提出了递归CTE。红移不允许递归CTE。使用lags评估当前日期值和以前日期值之间的日期差异，该差异在唯一标识符上划分。对于同一唯一标识符123，如果是一组连续的1-5个月，则这不起作用。在这种情况下，第4个月和第5个月都将保留，但第5个月实际上应该取消。自动左键在唯一标识符上针对自身加入集合，以便可以计算所有月份排列。-这实际上与使用滞后具有相同的问题。使用包含所有所需月份和年份的虚拟日期集，将缺少的月份和年份注入要筛选的集合中。标记要筛选的原始集合中的行。然后使用根据唯一标识符和标志划分的密集_秩来选择秩为%3=0的每一行。这个问题是，您不能总是让densite_rank值根据需要跨分区计数，因此%3值出现错误。使用上述各项的组合。 . 我们可以得到约90%的奇偶校验与原始循环代码，但不幸的是，我们必须有一个完美的替代品

请尊重我们在SQL中重现这一点的目标，或者证明在这种情况下，在SQL中重现循环的结果是不可能的。像坚持使用R、在python中执行循环、尝试这个新包之类的响应都不会有帮助

非常感谢你的积极建议

您的过程可以使用sql会话技术在红移中完成

基本上，您使用许多LAG语句来比较特定窗口上的数据，然后比较结果以完成最终分类

您可以有多少个具有相同唯一标识符的值？麦克斯？谢谢你@JonScott。我之前打印错了：在基于initialdate的给定月份中，应该只有一个唯一标识符值的实例，并且该值不应该在前2个月出现。可以使用红移python UDF进行此操作，对于每一行，您都可以传递当前行数据和所有先前值的数组，这些值可以通过连接到array_agg summary子表在sql中创建。然后python可以应用与R中相同的复杂逻辑，并返回一个标志来指示是否应该保留该行。谢谢！到目前为止，使用lags还不起作用，但我会尝试一下，看看它是否提供了新的功能。

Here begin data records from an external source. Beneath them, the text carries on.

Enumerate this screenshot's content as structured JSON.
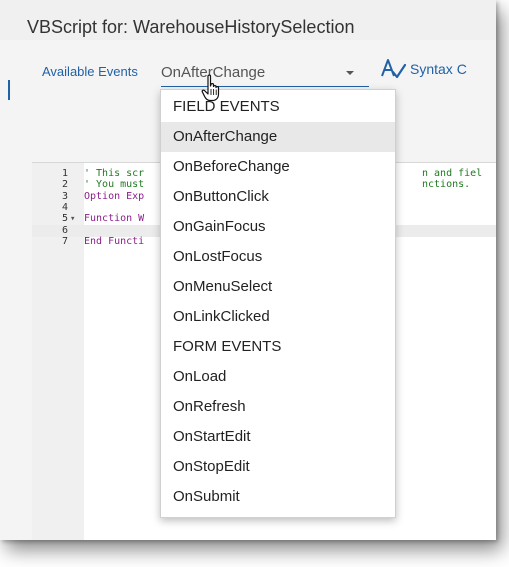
{
  "dialog": {
    "title": "VBScript for: WarehouseHistorySelection"
  },
  "events": {
    "label": "Available Events",
    "selected_value": "OnAfterChange",
    "syntax_check_label": "Syntax C"
  },
  "editor": {
    "lines": [
      {
        "number": "1",
        "fold": "",
        "text": "' This scr",
        "tail": "n and fiel",
        "kind": "comment"
      },
      {
        "number": "2",
        "fold": "",
        "text": "' You must",
        "tail": "nctions.",
        "kind": "comment"
      },
      {
        "number": "3",
        "fold": "",
        "text": "Option Exp",
        "tail": "",
        "kind": "keyword"
      },
      {
        "number": "4",
        "fold": "",
        "text": "",
        "tail": "",
        "kind": "plain"
      },
      {
        "number": "5",
        "fold": "▾",
        "text": "Function W",
        "tail": "",
        "kind": "keyword"
      },
      {
        "number": "6",
        "fold": "",
        "text": "",
        "tail": "",
        "kind": "active"
      },
      {
        "number": "7",
        "fold": "",
        "text": "End Functi",
        "tail": "",
        "kind": "keyword"
      }
    ]
  },
  "dropdown": {
    "items": [
      {
        "label": "FIELD EVENTS",
        "type": "header"
      },
      {
        "label": "OnAfterChange",
        "type": "option",
        "selected": true
      },
      {
        "label": "OnBeforeChange",
        "type": "option"
      },
      {
        "label": "OnButtonClick",
        "type": "option"
      },
      {
        "label": "OnGainFocus",
        "type": "option"
      },
      {
        "label": "OnLostFocus",
        "type": "option"
      },
      {
        "label": "OnMenuSelect",
        "type": "option"
      },
      {
        "label": "OnLinkClicked",
        "type": "option"
      },
      {
        "label": "FORM EVENTS",
        "type": "header"
      },
      {
        "label": "OnLoad",
        "type": "option"
      },
      {
        "label": "OnRefresh",
        "type": "option"
      },
      {
        "label": "OnStartEdit",
        "type": "option"
      },
      {
        "label": "OnStopEdit",
        "type": "option"
      },
      {
        "label": "OnSubmit",
        "type": "option"
      }
    ]
  },
  "icons": {
    "chevron": "chevron-down-icon",
    "cursor": "hand-cursor-icon",
    "syntax": "syntax-check-icon",
    "fold": "fold-arrow-icon"
  },
  "colors": {
    "accent": "#2162a6",
    "comment": "#1f7a1f",
    "keyword": "#8a1f8a",
    "selected_bg": "#e8e8e8"
  }
}
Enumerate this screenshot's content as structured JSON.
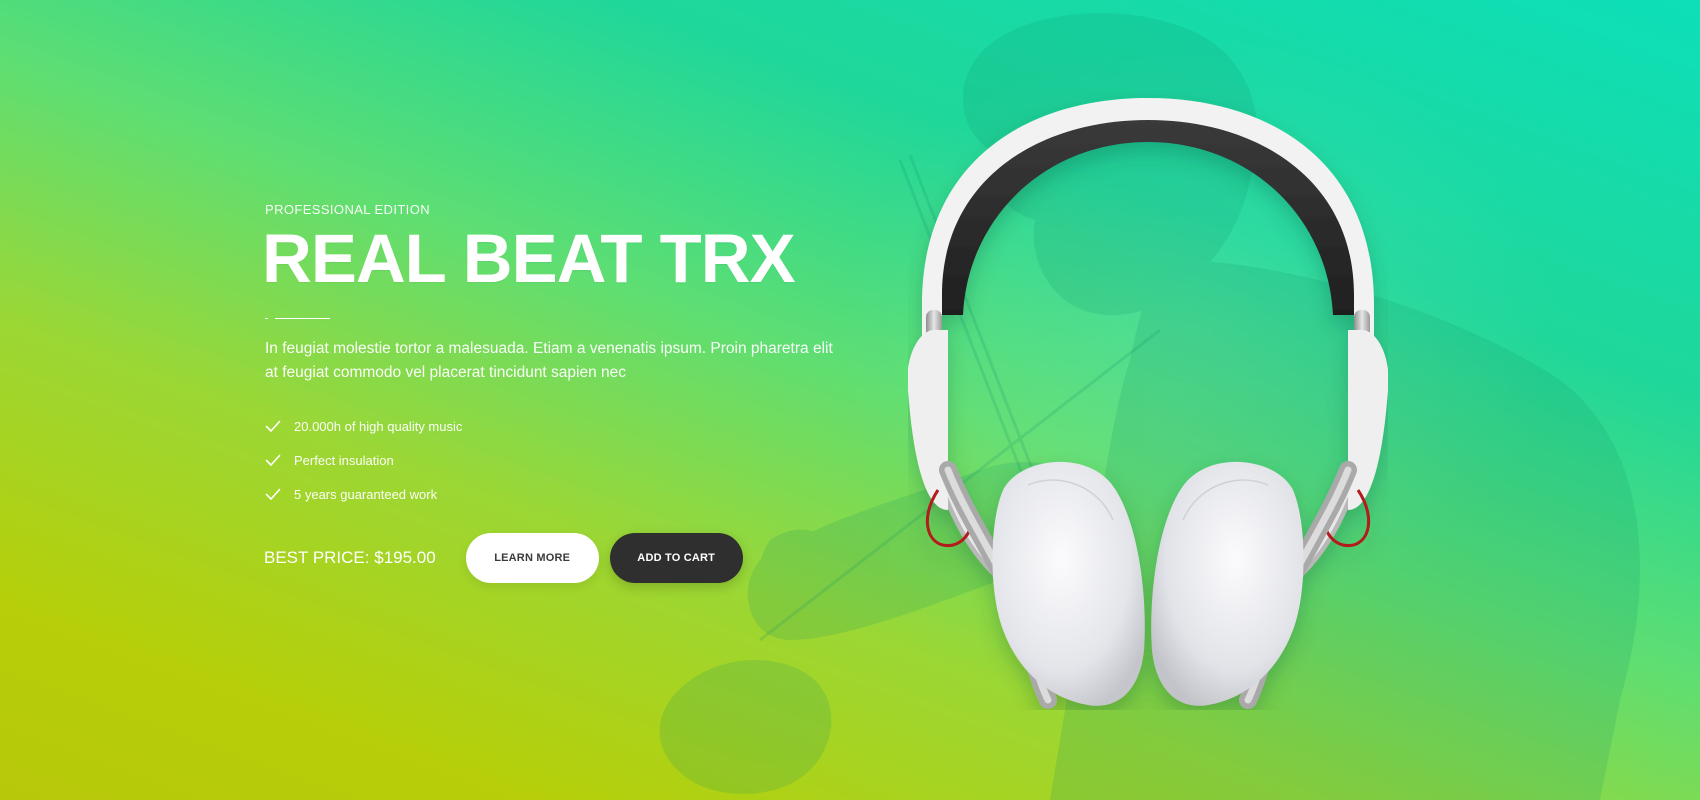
{
  "hero": {
    "eyebrow": "PROFESSIONAL EDITION",
    "title": "REAL BEAT TRX",
    "description": "In feugiat molestie tortor a malesuada. Etiam a venenatis ipsum. Proin pharetra elit at feugiat commodo vel placerat tincidunt sapien nec",
    "features": [
      {
        "text": "20.000h of high quality music",
        "icon": "check-icon"
      },
      {
        "text": "Perfect insulation",
        "icon": "check-icon"
      },
      {
        "text": "5 years guaranteed work",
        "icon": "check-icon"
      }
    ],
    "price_label": "BEST PRICE:",
    "price_value": "$195.00",
    "learn_more_label": "LEARN MORE",
    "add_to_cart_label": "ADD TO CART",
    "product_image": "white-headphones",
    "background_image": "violinist-photo"
  },
  "colors": {
    "gradient_top_right": "#0ddfb8",
    "gradient_bottom_left": "#b7c80a",
    "button_dark": "#2f2f2f",
    "button_light": "#ffffff",
    "text": "#ffffff"
  }
}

请毫不犹豫地使用临时表或临时表。将逻辑分解为更简单的部分。还要确保为临时表声明dist键。如果它们都有相同的提取键，那么最终的计算速度就会加快。这些文章的本质似乎是使用滞后回溯标记要保留/操作的行。我还没有找到一种能抓住所有案例的滞后方法，但我会尝试一下。只是想让你知道一个方法的完整测试和所有的数据都有点牵连，所以如果我没有快速响应，这就是为什么。我会看看我是否能从过去的努力中挖掘出一些例外，在这些努力中，滞后是不起作用的；也许这会暴露出我所缺少的关于你的会话化方法的任何东西。